A7: 1st we need to acknowledge the depth of the trauma and loss – the loss of relationships, personal belongings, family culture, routines, family roles, pets, traditions, school, neighborhood, friends, or a special toy. #FosterChat— SaintA (@SaintAorg) March 14, 2018
A7: Learn/understand the stages of grief and be trauma informed. Understanding that behavior is communication, and to not take behavior personally. Talk with the child to help normalize grief and loss for them, find a competent therapist for them to talk to. #FosterChat— Coalition for CYF (@CoalitionforCYF) March 14, 2018
Creating a safe and loving environment without judgement, allowing them to feel their feelings and to acknowledge their pain can build an open relationship to foster further conversation and develop rapport. Encourage the use of professional help if needed #FosterChat— kyleskorner (@_kyleskorner) March 14, 2018
A7 Lots of love and reassurance. Going the extra mile to show support to the child. #fosterchat— Courtney Sinclair (@courtsinc) March 14, 2018
A7 I find that being honest and transparent and making space for conversation when they’re ready is very helpful. They don’t always want to talk, but when they do, it’s good to be available and have a safe space. #FosterChat— Christy Krispin (@ChristyKrispin) March 14, 2018
Q8: What advice would you give to potential foster parents on coping with the grief of reunification?

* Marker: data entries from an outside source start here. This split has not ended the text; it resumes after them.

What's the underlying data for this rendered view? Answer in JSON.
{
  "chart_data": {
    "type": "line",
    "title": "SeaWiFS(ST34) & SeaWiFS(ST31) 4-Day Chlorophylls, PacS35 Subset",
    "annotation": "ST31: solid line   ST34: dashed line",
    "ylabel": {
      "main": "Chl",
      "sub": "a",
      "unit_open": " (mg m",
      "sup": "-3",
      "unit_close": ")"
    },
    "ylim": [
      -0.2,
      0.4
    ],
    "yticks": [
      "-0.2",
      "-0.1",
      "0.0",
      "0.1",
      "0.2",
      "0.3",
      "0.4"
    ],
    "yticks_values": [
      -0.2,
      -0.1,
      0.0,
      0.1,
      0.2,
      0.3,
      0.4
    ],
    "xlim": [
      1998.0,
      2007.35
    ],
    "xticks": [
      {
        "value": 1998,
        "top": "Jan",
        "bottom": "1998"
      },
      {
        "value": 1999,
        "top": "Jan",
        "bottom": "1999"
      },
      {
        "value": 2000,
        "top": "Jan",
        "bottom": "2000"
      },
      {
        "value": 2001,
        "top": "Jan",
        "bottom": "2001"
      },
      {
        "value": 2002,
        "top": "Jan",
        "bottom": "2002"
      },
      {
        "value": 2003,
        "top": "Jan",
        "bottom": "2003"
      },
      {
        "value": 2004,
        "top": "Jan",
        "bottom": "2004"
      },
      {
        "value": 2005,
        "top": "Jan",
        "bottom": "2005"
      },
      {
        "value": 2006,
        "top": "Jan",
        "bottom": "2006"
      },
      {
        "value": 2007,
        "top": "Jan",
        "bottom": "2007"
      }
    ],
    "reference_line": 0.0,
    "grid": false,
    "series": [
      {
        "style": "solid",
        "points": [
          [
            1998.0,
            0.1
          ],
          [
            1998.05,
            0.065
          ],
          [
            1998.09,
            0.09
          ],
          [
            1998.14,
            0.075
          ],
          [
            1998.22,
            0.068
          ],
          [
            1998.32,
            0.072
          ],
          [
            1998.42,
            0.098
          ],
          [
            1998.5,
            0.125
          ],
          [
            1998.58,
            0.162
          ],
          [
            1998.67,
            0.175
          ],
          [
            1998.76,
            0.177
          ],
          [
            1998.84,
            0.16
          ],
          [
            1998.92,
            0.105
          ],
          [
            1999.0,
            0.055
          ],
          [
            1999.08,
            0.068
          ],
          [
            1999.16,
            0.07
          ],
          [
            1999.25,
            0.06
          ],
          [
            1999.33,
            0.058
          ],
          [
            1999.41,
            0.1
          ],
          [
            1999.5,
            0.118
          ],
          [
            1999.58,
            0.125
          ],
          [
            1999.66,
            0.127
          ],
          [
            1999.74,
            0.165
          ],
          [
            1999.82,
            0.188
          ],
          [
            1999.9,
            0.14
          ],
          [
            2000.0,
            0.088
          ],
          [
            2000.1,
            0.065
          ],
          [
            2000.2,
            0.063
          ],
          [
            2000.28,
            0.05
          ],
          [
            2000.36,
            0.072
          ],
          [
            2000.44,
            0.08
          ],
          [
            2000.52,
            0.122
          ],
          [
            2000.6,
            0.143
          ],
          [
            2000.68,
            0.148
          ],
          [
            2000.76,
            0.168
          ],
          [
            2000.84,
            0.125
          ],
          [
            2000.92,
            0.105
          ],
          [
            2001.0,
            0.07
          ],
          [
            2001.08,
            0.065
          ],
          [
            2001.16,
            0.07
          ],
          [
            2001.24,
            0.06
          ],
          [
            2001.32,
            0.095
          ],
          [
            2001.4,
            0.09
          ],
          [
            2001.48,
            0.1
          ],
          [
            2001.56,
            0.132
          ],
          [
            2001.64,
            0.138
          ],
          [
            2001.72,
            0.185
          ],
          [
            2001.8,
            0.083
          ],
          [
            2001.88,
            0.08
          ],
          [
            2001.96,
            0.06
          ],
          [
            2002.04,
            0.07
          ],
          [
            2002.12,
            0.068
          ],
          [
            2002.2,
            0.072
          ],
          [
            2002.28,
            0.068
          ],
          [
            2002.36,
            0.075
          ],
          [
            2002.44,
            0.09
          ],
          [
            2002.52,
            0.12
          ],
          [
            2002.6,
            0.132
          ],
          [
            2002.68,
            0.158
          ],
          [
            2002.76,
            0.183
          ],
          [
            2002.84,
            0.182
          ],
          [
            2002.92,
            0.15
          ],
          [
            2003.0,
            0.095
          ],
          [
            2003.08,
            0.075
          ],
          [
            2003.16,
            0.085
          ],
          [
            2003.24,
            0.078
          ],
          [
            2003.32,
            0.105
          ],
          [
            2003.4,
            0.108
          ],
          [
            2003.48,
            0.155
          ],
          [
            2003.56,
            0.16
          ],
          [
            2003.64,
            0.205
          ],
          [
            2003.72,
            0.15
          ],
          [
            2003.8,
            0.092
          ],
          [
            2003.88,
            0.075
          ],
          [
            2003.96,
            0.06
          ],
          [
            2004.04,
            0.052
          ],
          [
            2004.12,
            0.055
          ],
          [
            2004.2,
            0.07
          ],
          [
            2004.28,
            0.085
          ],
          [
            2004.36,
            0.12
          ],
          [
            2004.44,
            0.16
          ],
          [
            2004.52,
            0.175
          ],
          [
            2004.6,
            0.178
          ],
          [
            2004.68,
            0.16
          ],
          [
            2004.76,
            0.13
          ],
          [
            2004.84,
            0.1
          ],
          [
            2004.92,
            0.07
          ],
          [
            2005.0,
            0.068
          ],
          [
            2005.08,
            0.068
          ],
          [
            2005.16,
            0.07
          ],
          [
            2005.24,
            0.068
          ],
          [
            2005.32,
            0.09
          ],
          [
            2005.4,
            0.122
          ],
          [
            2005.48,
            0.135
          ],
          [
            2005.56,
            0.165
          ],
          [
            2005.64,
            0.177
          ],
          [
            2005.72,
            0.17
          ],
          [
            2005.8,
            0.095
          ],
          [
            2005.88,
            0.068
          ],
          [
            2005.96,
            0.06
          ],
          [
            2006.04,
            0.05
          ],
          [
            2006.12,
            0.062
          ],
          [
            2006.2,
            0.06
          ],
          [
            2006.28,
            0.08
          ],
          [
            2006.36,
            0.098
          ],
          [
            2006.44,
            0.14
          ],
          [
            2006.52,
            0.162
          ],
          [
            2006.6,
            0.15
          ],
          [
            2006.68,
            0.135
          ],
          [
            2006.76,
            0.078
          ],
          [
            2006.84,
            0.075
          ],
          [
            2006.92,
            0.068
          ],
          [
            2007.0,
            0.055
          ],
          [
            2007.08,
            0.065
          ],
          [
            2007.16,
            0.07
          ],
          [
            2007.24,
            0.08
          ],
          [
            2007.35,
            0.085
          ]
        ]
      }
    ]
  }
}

A8: It's a life-changing experience to be able to help a child, but remember your time with those children may be temporary.— SaintA (@SaintAorg) March 14, 2018
The gift of care and healing are forever, as the child now has the potential of growing up in a safe loving home with their biological family. #FosterChat
A8: You will probably grieve when a child leaves; they deserve to be loved that much. Allow yourself time before taking another placement. Try to remember that you impacted that child’s life in a positive way by providing them with a safe, caring home. #FosterChat— Coalition for CYF (@CoalitionforCYF) March 14, 2018
It's important to take time to sort out your feeliings; allow yourself time to grieve, be gentle. Remember your good times and accomplishments. Draw your family closer and "regroup." Rituals can be helpful like starting a garden for each child. #FosterChat— kyleskorner (@_kyleskorner) March 14, 2018
Take your time and grieve. It is a natural process. #FosterChat— Nancy Mielke (@tnmielke) March 14, 2018
Thank you to our growing community for sharing such thoughtful answers during our chat! We look forward to seeing you again in April!